Memory, with its distortions and gaps, serves as a foundation for the work. Early experiences of home and childhood exist in fragments—some preserved, others blurred by time and trauma. Displacement and post-traumatic stress disrupt access to the past, leaving behind a fractured sense of recollection. The works featured in this exhibit reflect this instability, using ephemeral materials, fading imagery, and delicate surfaces to evoke the shifting nature of memory.
Existence: Pending Approval examines the broader forces that dictate visibility and belonging. It exposes how immigrant labor is often depersonalized and how bureaucracy—through identification documents, temporary permits, and renewal records—turns one’s residence into an ongoing negotiation rather than a guarantee of security. These artifacts are embedded, layered, and encased within the work and challenge the notion that existence must be proven through paperwork or labor, instead demanding recognition of selfhood beyond institutional validation.

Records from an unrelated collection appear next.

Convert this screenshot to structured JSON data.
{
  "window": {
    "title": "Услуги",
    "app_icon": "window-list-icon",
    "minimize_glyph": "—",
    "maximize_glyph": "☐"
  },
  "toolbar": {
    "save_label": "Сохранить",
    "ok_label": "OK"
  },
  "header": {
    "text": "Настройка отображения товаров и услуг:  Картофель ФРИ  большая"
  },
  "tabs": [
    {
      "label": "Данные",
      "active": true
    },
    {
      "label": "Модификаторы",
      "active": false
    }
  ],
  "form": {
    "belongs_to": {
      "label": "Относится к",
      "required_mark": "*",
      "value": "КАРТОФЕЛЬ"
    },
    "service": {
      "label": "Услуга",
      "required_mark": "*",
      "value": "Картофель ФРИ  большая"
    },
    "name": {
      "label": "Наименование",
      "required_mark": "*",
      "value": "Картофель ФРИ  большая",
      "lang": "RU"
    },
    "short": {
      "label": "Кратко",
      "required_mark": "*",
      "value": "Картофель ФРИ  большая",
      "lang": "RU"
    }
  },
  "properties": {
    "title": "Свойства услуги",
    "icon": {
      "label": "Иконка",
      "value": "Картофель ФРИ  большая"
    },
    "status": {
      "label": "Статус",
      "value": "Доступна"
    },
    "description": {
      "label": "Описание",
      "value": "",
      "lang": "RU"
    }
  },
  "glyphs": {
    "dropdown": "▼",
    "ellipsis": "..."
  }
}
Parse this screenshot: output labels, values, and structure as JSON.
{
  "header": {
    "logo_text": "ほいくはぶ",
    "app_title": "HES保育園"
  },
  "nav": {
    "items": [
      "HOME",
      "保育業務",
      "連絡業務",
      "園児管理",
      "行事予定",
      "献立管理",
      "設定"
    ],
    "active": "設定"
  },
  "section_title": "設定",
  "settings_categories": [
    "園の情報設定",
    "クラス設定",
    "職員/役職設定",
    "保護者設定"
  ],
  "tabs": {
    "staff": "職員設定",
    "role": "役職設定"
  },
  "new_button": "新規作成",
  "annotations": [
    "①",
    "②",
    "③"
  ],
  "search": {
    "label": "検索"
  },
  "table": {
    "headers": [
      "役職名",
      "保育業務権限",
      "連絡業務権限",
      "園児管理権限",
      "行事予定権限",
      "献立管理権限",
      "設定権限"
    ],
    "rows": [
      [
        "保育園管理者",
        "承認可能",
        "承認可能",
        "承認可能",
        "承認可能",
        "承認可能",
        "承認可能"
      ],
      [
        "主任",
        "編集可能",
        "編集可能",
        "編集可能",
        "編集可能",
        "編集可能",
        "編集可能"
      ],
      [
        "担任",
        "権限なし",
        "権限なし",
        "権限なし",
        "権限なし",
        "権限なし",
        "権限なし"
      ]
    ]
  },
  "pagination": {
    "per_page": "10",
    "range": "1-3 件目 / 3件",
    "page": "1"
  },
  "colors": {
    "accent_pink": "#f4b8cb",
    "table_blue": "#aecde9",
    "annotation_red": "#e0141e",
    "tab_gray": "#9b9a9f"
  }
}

Bringing together past, present, and the artist’s fragmented selves, ‘The Adult’ theme of the exhibit represents a synthesis of loss and reclamation, opacity and transparency, memory and redefinition. In this final act, Existence: Pending Approval pushes against the idea that identity is solely shaped by external forces, instead asserting the power of self-definition.
About the Artist
Katherine "Neco" Kafruni is a Miami-based Arab-Venezuelan multidisciplinary artist whose work explores identity, self-acceptance, and queer experiences through sculptural paintings, street photography, video art, and printmaking. Their practice, often figurative and community-driven, interweaves personal narratives with themes of visibility and connection within the queer community.

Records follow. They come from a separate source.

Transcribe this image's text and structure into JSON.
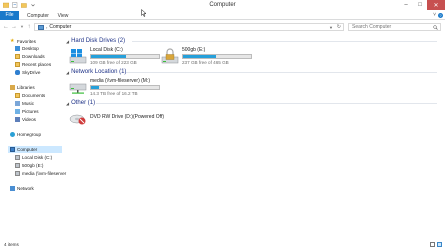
{
  "window": {
    "title": "Computer",
    "minimize_glyph": "–",
    "maximize_glyph": "□",
    "close_glyph": "✕"
  },
  "ribbon": {
    "tabs": [
      {
        "label": "File"
      },
      {
        "label": "Computer"
      },
      {
        "label": "View"
      }
    ],
    "expand_glyph": "˅",
    "help_glyph": "?"
  },
  "address_bar": {
    "path": "Computer",
    "separator": "›"
  },
  "search": {
    "placeholder": "Search Computer"
  },
  "nav_pane": {
    "favorites": {
      "label": "Favorites",
      "items": [
        {
          "label": "Desktop",
          "icon": "desktop-icon"
        },
        {
          "label": "Downloads",
          "icon": "downloads-icon"
        },
        {
          "label": "Recent places",
          "icon": "recent-places-icon"
        },
        {
          "label": "SkyDrive",
          "icon": "skydrive-icon"
        }
      ]
    },
    "libraries": {
      "label": "Libraries",
      "items": [
        {
          "label": "Documents",
          "icon": "documents-icon"
        },
        {
          "label": "Music",
          "icon": "music-icon"
        },
        {
          "label": "Pictures",
          "icon": "pictures-icon"
        },
        {
          "label": "Videos",
          "icon": "videos-icon"
        }
      ]
    },
    "homegroup": {
      "label": "Homegroup"
    },
    "computer": {
      "label": "Computer",
      "items": [
        {
          "label": "Local Disk (C:)",
          "icon": "local-disk-icon"
        },
        {
          "label": "500gb (E:)",
          "icon": "drive-icon"
        },
        {
          "label": "media (\\\\vm-fileserver",
          "icon": "network-drive-icon"
        }
      ]
    },
    "network": {
      "label": "Network"
    }
  },
  "groups": {
    "hard_disk_drives": {
      "label": "Hard Disk Drives (2)",
      "drives": [
        {
          "name": "Local Disk (C:)",
          "free_text": "109 GB free of 223 GB",
          "used_fraction": 0.51,
          "icon": "windows-drive-icon"
        },
        {
          "name": "500gb (E:)",
          "free_text": "237 GB free of 465 GB",
          "used_fraction": 0.49,
          "icon": "locked-drive-icon"
        }
      ]
    },
    "network_location": {
      "label": "Network Location (1)",
      "drives": [
        {
          "name": "media (\\\\vm-fileserver) (M:)",
          "free_text": "14.3 TB free of 16.2 TB",
          "used_fraction": 0.12,
          "icon": "network-drive-icon"
        }
      ]
    },
    "other": {
      "label": "Other (1)",
      "drives": [
        {
          "name": "DVD RW Drive (D:)(Powered Off)",
          "icon": "dvd-drive-off-icon"
        }
      ]
    }
  },
  "status_bar": {
    "item_count": "4 items"
  },
  "colors": {
    "accent": "#1979ca",
    "bar_fill": "#26a0da",
    "group_header": "#1e3287"
  }
}
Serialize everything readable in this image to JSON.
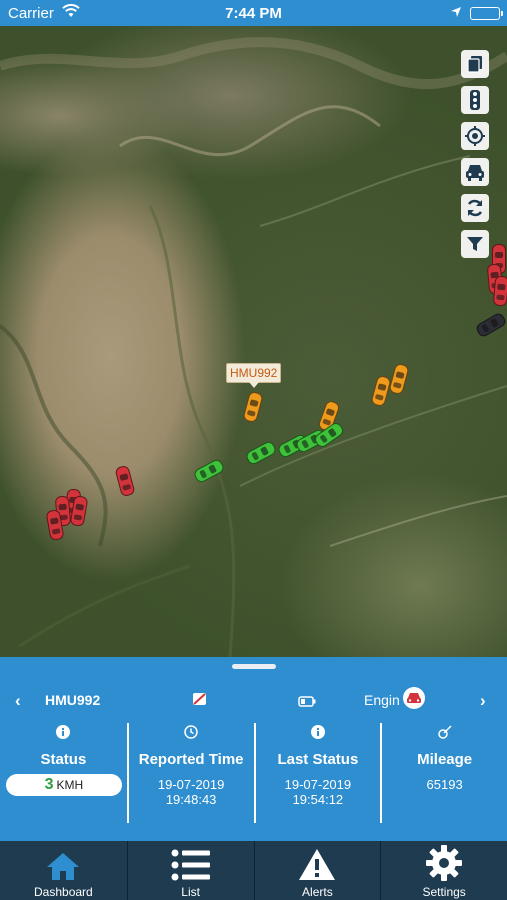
{
  "status_bar": {
    "carrier": "Carrier",
    "time": "7:44 PM"
  },
  "map": {
    "tools": [
      "document-icon",
      "traffic-light-icon",
      "locate-icon",
      "car-icon",
      "refresh-icon",
      "filter-icon"
    ],
    "selected_vehicle_label": "HMU992",
    "marker_colors": {
      "stopped": "#d3333a",
      "idle": "#ee9a1c",
      "moving": "#3ec23a",
      "offline": "#2c2c34"
    }
  },
  "vehicle_panel": {
    "vehicle_id": "HMU992",
    "engine_label": "Engin",
    "status": {
      "title": "Status",
      "speed_value": "3",
      "speed_unit": "KMH"
    },
    "reported_time": {
      "title": "Reported Time",
      "date": "19-07-2019",
      "time": "19:48:43"
    },
    "last_status": {
      "title": "Last Status",
      "date": "19-07-2019",
      "time": "19:54:12"
    },
    "mileage": {
      "title": "Mileage",
      "value": "65193"
    },
    "accent_color": "#2e8ed0"
  },
  "tab_bar": {
    "tabs": [
      {
        "label": "Dashboard",
        "icon": "home-icon",
        "active": true
      },
      {
        "label": "List",
        "icon": "list-icon",
        "active": false
      },
      {
        "label": "Alerts",
        "icon": "alert-icon",
        "active": false
      },
      {
        "label": "Settings",
        "icon": "gear-icon",
        "active": false
      }
    ],
    "background": "#1e3b50"
  }
}
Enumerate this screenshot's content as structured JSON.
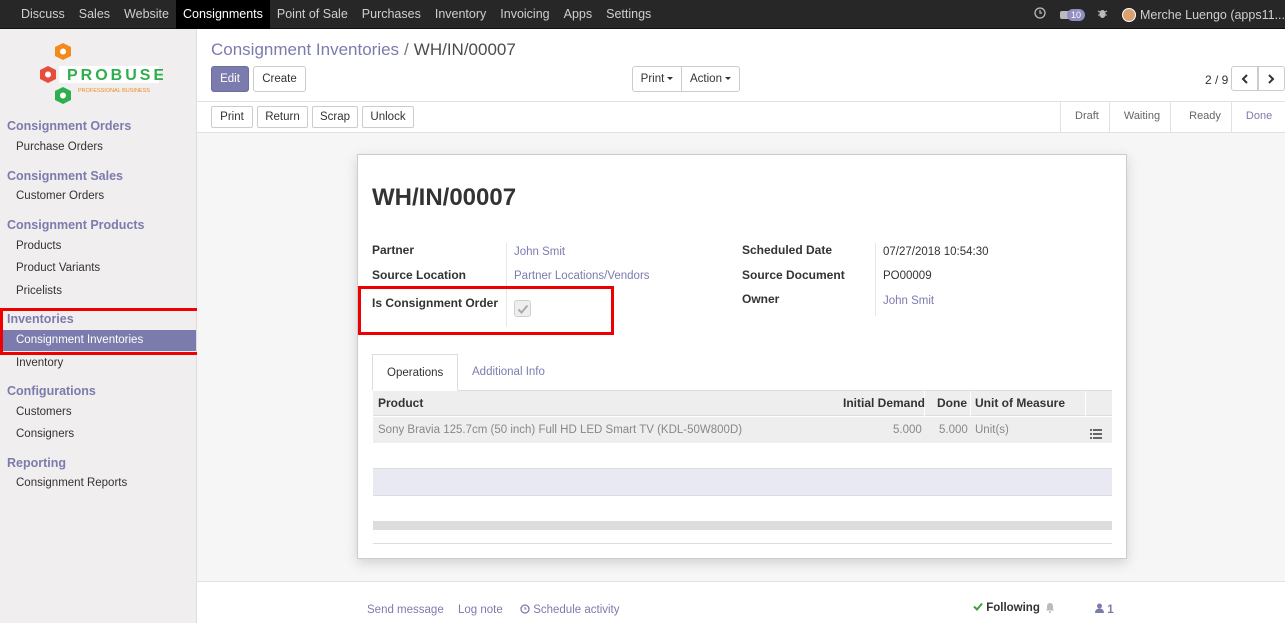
{
  "topbar": {
    "menu": [
      "Discuss",
      "Sales",
      "Website",
      "Consignments",
      "Point of Sale",
      "Purchases",
      "Inventory",
      "Invoicing",
      "Apps",
      "Settings"
    ],
    "active_menu": "Consignments",
    "message_count": "10",
    "user": "Merche Luengo (apps11..."
  },
  "logo": {
    "text": "PROBUSE",
    "tagline": "PROFESSIONAL BUSINESS"
  },
  "sidebar": {
    "sections": [
      {
        "title": "Consignment Orders",
        "items": [
          "Purchase Orders"
        ]
      },
      {
        "title": "Consignment Sales",
        "items": [
          "Customer Orders"
        ]
      },
      {
        "title": "Consignment Products",
        "items": [
          "Products",
          "Product Variants",
          "Pricelists"
        ]
      },
      {
        "title": "Inventories",
        "items": [
          "Consignment Inventories",
          "Inventory"
        ]
      },
      {
        "title": "Configurations",
        "items": [
          "Customers",
          "Consigners"
        ]
      },
      {
        "title": "Reporting",
        "items": [
          "Consignment Reports"
        ]
      }
    ],
    "active_item": "Consignment Inventories"
  },
  "breadcrumb": {
    "parent": "Consignment Inventories",
    "separator": "/",
    "current": "WH/IN/00007"
  },
  "buttons": {
    "edit": "Edit",
    "create": "Create",
    "print_menu": "Print",
    "action_menu": "Action"
  },
  "pager": {
    "value": "2 / 9"
  },
  "header_buttons": {
    "print": "Print",
    "return": "Return",
    "scrap": "Scrap",
    "unlock": "Unlock"
  },
  "stages": [
    "Draft",
    "Waiting",
    "Ready",
    "Done"
  ],
  "current_stage": "Done",
  "record": {
    "name": "WH/IN/00007",
    "partner_label": "Partner",
    "partner": "John Smit",
    "source_location_label": "Source Location",
    "source_location": "Partner Locations/Vendors",
    "consignment_label": "Is Consignment Order",
    "is_consignment": true,
    "scheduled_date_label": "Scheduled Date",
    "scheduled_date": "07/27/2018 10:54:30",
    "source_document_label": "Source Document",
    "source_document": "PO00009",
    "owner_label": "Owner",
    "owner": "John Smit"
  },
  "tabs": [
    "Operations",
    "Additional Info"
  ],
  "table": {
    "headers": [
      "Product",
      "Initial Demand",
      "Done",
      "Unit of Measure"
    ],
    "rows": [
      {
        "product": "Sony Bravia 125.7cm (50 inch) Full HD LED Smart TV (KDL-50W800D)",
        "initial_demand": "5.000",
        "done": "5.000",
        "uom": "Unit(s)"
      }
    ]
  },
  "chatter": {
    "send_message": "Send message",
    "log_note": "Log note",
    "schedule_activity": "Schedule activity",
    "following": "Following",
    "followers": "1"
  },
  "colors": {
    "accent": "#7c7bad",
    "highlight": "#e00000",
    "topbar": "#272727"
  }
}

Kafruni’s work has been recognized and awarded through various platforms, including the Fredric Snitzer Visual Arts Honors Program, a micro-grant from Green Space Miami, and the Artist as Catalyst Production Internship from The Peace Studio. Their exhibitions were featured in Locust Projects, Deering Estate, Green Space Gallery, and O Cinema Theater. In 2024, they curated Lost in Reverie: Tales from the Playground at the New World School of the Arts’ Gallery.
Beyond their studio practice, Kafruni is deeply committed to arts education, having taught at Paul L. Dunbar K-8 Center and worked with organizations such as Silent Victims of Crimes, The Bass Museum STEAM+ program, and Minds of Tomorrow. Through their residency with ProjectArt, they have provided arts programming for children, fostering dialogue, empathy, and empowerment. Their work creates spaces where individuals can see themselves reflected and affirmed.